Castiel pushes Dean's still unbuttoned jeans away as Dean moves his mouth to his jaw, his throat, kissing and sucking lightly at the sensitive skin of his collar bone. Castiel seizes him by his shoulders and pushes him away after another moment, and this time he's the one pushing Dean up against the wall, but instead of kissing him, he's falling to his knees.
"Fuck, Cass," Dean chuckles just a little as Castiel pulls away his clothing, nails barely grazing the flesh of his hips, his thighs.
"I'm pretty sure we've already had this conversation," Castiel replies in that rough voice of his, and Dean's answer laugh is cut short when Cass takes him into his mouth. It's hot, and quick, the way Castiel pushes Dean all the way into his mouth and into his throat, and they've only done this twice before, but you'd think Cass was some sort of porn star, hes so good at it.
Dean can feel Castiel's throat muscles relax around him, and fuck, if that's not enough, Cass has to go ahead and do that thing that Dean's sure he learned from sort of book or the internet or whatever, that thing where he wraps his hand around the base of Dean's cock and twists and squeezes, just a little, almost gently.
Dean always feels a little bit guilty when he jerks further down Cass throat, but Cass just takes it, and Dean swears he's just about to come – he can feel it, this hot sensation settled all down his thighs, and he's counting the seconds – when Cass pulls away.
"You gotta stop doing that," Dean complains when Castiel peers up at him with red, kiss-swollen lips and shining eyes.
Dean pulls Castiel to his feet and kisses him again, harder this time, and Cass meets him eagerly with clashing teeth. Castiel's own jeans come next, and their a hell of a lot easier to get off than Dean's – almost like he planned this and knowing Cass, he probably did.

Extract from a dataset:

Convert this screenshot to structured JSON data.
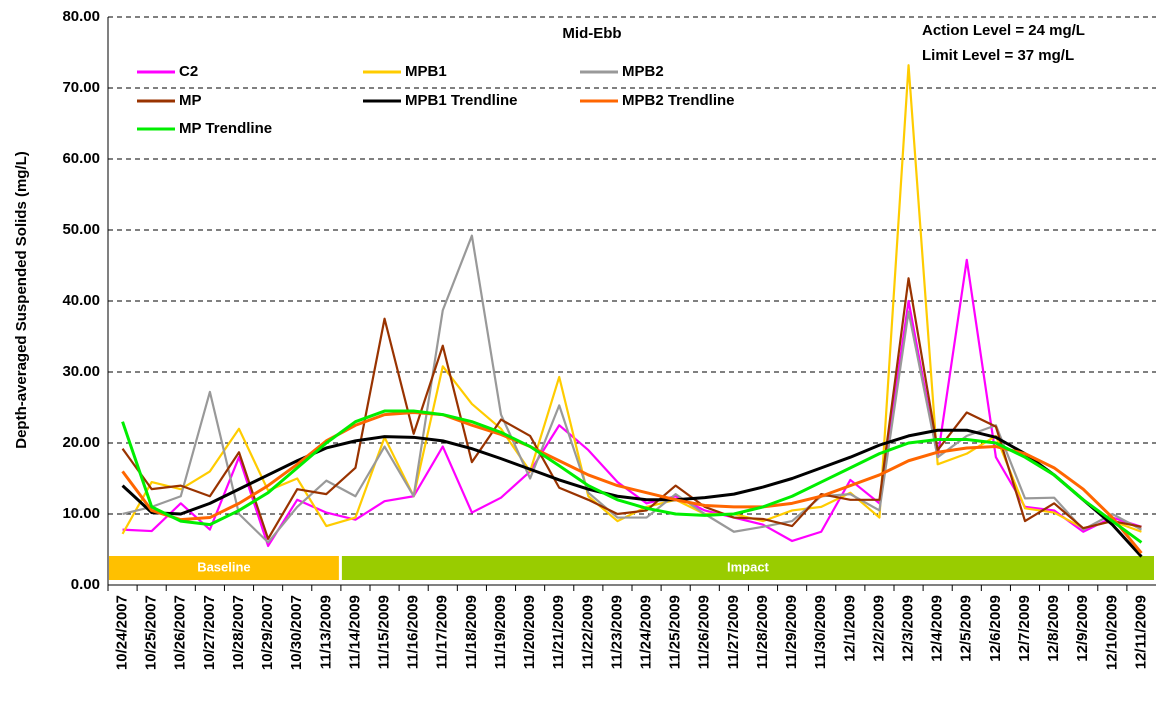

Dean turns their bodies around so Cass is back up against the tiled wall, and pulls his legs up to wrap around Dean's waist. Dean can't help but think about the way their bodies slot together perfectly, like their two pieces of a puzzle that fit together and together only and not with any of the other pieces that's attempted to from time to time.

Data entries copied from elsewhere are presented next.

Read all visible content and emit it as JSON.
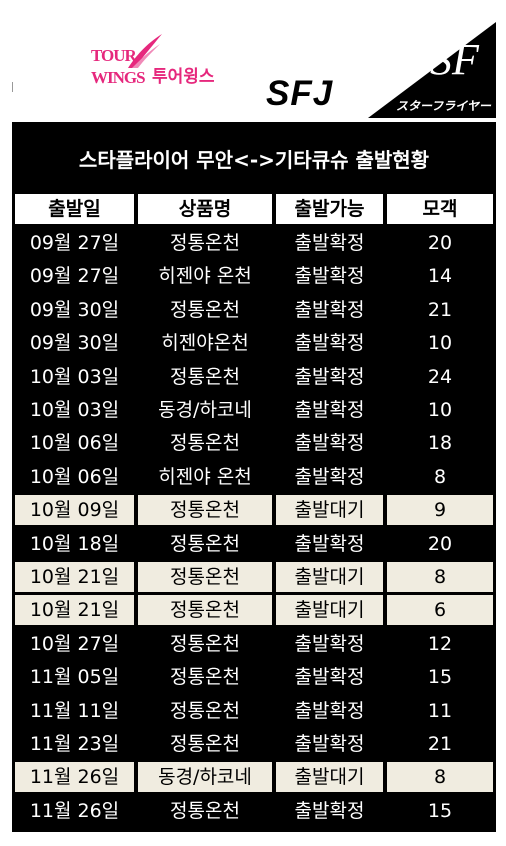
{
  "logos": {
    "tourwings_line1": "TOUR",
    "tourwings_line2": "WINGS",
    "tourwings_korean": "투어윙스",
    "sfj": "SFJ",
    "starflyer_monogram": "SF",
    "starflyer_text": "スターフライヤー"
  },
  "colors": {
    "accent": "#e6287d",
    "board": "#000000",
    "wait_row": "#f0ece0"
  },
  "title": "스타플라이어 무안<->기타큐슈 출발현황",
  "headers": [
    "출발일",
    "상품명",
    "출발가능",
    "모객"
  ],
  "rows": [
    {
      "date": "09월 27일",
      "product": "정통온천",
      "status": "출발확정",
      "count": "20",
      "waiting": false
    },
    {
      "date": "09월 27일",
      "product": "히젠야 온천",
      "status": "출발확정",
      "count": "14",
      "waiting": false
    },
    {
      "date": "09월 30일",
      "product": "정통온천",
      "status": "출발확정",
      "count": "21",
      "waiting": false
    },
    {
      "date": "09월 30일",
      "product": "히젠야온천",
      "status": "출발확정",
      "count": "10",
      "waiting": false
    },
    {
      "date": "10월 03일",
      "product": "정통온천",
      "status": "출발확정",
      "count": "24",
      "waiting": false
    },
    {
      "date": "10월 03일",
      "product": "동경/하코네",
      "status": "출발확정",
      "count": "10",
      "waiting": false
    },
    {
      "date": "10월 06일",
      "product": "정통온천",
      "status": "출발확정",
      "count": "18",
      "waiting": false
    },
    {
      "date": "10월 06일",
      "product": "히젠야 온천",
      "status": "출발확정",
      "count": "8",
      "waiting": false
    },
    {
      "date": "10월 09일",
      "product": "정통온천",
      "status": "출발대기",
      "count": "9",
      "waiting": true
    },
    {
      "date": "10월 18일",
      "product": "정통온천",
      "status": "출발확정",
      "count": "20",
      "waiting": false
    },
    {
      "date": "10월 21일",
      "product": "정통온천",
      "status": "출발대기",
      "count": "8",
      "waiting": true
    },
    {
      "date": "10월 21일",
      "product": "정통온천",
      "status": "출발대기",
      "count": "6",
      "waiting": true
    },
    {
      "date": "10월 27일",
      "product": "정통온천",
      "status": "출발확정",
      "count": "12",
      "waiting": false
    },
    {
      "date": "11월 05일",
      "product": "정통온천",
      "status": "출발확정",
      "count": "15",
      "waiting": false
    },
    {
      "date": "11월 11일",
      "product": "정통온천",
      "status": "출발확정",
      "count": "11",
      "waiting": false
    },
    {
      "date": "11월 23일",
      "product": "정통온천",
      "status": "출발확정",
      "count": "21",
      "waiting": false
    },
    {
      "date": "11월 26일",
      "product": "동경/하코네",
      "status": "출발대기",
      "count": "8",
      "waiting": true
    },
    {
      "date": "11월 26일",
      "product": "정통온천",
      "status": "출발확정",
      "count": "15",
      "waiting": false
    }
  ]
}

It's with this new friction, as they rut against each other, Cass saying his name in wild gasps, and the sounds of Iron Man 3 that Dean remembers that he loves him, that he really, really, God damn loves him more than he's loved just about anything.

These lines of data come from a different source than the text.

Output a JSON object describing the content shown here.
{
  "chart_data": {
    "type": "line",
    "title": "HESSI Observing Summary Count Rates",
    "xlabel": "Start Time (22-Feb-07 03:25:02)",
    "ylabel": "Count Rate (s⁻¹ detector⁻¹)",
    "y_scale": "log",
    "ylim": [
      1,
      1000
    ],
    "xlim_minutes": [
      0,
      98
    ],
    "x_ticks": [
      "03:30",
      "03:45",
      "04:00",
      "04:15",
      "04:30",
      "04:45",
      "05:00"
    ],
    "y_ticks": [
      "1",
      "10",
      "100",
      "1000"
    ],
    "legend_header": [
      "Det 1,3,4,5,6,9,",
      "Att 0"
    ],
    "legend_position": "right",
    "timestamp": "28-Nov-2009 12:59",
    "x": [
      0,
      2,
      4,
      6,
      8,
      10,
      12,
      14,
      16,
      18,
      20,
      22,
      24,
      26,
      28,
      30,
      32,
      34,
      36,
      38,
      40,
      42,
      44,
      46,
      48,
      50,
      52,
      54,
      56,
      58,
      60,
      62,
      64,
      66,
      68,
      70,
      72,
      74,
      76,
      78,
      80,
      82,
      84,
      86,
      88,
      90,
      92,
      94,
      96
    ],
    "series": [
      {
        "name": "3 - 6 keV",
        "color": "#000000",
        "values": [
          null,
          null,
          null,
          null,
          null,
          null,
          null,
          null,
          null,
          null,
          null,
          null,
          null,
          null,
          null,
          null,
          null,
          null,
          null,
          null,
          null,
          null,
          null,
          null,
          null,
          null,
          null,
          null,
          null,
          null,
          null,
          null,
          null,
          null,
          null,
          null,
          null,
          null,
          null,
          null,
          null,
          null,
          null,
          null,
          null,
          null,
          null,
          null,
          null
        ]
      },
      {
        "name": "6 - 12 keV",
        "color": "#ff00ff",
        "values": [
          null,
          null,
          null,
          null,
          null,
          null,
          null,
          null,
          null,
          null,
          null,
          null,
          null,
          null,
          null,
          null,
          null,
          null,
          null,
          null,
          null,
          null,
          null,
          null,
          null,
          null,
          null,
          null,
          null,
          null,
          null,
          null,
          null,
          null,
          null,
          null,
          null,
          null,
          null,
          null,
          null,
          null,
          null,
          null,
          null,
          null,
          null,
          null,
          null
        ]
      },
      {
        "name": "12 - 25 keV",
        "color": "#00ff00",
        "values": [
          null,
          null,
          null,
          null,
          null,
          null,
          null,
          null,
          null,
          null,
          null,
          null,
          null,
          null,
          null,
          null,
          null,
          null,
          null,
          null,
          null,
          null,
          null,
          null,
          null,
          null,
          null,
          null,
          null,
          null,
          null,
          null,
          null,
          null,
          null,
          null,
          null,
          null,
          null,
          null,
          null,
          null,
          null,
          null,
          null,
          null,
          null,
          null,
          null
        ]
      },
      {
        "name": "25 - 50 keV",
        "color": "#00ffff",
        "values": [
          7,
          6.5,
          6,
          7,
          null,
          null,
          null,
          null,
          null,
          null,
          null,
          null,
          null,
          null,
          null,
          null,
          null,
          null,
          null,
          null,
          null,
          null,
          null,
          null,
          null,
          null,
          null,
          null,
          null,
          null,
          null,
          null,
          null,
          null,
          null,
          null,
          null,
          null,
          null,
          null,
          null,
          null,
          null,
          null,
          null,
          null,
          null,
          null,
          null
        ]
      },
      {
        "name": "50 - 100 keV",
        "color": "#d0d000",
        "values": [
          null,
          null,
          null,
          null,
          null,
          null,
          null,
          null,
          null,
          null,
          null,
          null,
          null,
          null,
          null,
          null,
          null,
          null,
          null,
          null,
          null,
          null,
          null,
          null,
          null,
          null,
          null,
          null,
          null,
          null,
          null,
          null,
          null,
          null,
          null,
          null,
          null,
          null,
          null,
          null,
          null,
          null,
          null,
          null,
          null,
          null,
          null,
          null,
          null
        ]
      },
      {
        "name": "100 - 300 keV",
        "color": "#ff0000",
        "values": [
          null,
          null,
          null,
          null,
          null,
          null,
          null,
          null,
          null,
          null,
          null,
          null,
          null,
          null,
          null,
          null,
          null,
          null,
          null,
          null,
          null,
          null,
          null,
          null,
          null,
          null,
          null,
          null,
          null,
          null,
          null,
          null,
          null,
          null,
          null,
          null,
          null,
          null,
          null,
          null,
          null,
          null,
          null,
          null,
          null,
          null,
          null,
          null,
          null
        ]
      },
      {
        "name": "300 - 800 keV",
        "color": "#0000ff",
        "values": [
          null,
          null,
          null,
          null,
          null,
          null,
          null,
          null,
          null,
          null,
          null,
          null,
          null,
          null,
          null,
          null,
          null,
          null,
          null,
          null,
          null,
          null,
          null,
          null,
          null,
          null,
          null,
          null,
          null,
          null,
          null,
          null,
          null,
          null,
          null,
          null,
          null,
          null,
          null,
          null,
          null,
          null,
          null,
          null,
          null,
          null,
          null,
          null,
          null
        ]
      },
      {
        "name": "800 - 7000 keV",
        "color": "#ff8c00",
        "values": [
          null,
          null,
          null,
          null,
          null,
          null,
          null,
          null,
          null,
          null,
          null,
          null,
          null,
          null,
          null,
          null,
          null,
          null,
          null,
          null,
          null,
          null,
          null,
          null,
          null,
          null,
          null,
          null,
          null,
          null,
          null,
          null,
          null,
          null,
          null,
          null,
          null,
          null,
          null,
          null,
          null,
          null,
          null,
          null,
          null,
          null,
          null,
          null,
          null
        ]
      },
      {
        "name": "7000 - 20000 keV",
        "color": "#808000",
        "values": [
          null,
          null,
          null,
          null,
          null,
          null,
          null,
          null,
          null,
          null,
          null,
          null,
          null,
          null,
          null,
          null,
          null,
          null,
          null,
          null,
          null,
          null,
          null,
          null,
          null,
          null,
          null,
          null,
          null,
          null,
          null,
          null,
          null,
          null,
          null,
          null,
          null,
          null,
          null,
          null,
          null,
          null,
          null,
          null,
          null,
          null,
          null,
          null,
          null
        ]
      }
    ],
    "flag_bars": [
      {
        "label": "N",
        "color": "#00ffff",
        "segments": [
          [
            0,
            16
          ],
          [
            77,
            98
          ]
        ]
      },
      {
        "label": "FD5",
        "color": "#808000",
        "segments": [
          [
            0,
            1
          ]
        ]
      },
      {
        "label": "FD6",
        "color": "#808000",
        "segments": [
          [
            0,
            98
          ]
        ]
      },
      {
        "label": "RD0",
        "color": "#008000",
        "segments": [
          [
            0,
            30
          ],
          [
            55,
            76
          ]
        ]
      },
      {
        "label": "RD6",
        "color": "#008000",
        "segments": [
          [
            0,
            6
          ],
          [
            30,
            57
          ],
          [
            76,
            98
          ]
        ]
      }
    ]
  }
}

Dean presses his face into the crook of Castiel's neck, inhaling the scent of that God awful cologne Mary got him last Christmas and sweat. Castiel's the first to let go between them, with a shudder and one last, "Dean!" And Dean follows quickly, fingers digging into Castiel's hips as he rides out his orgasm steadily.
When it's over, and they've both fallen, Castiel kisses him roughly with a mouth that tastes faintly of salt, and says, "So, we can this again for all the other Marvel movies, right?"
Later, at three in the morning, when they're driving home from Iron Man 3, Gabriel blurts out, "Dude, if you guys weren't too busy having sex in the bathrooms, you wouldn't have missed out on the best movie ever!"
The soda the spurts out of Sam's nose and all over Gabriel is totally worth the embarrassment.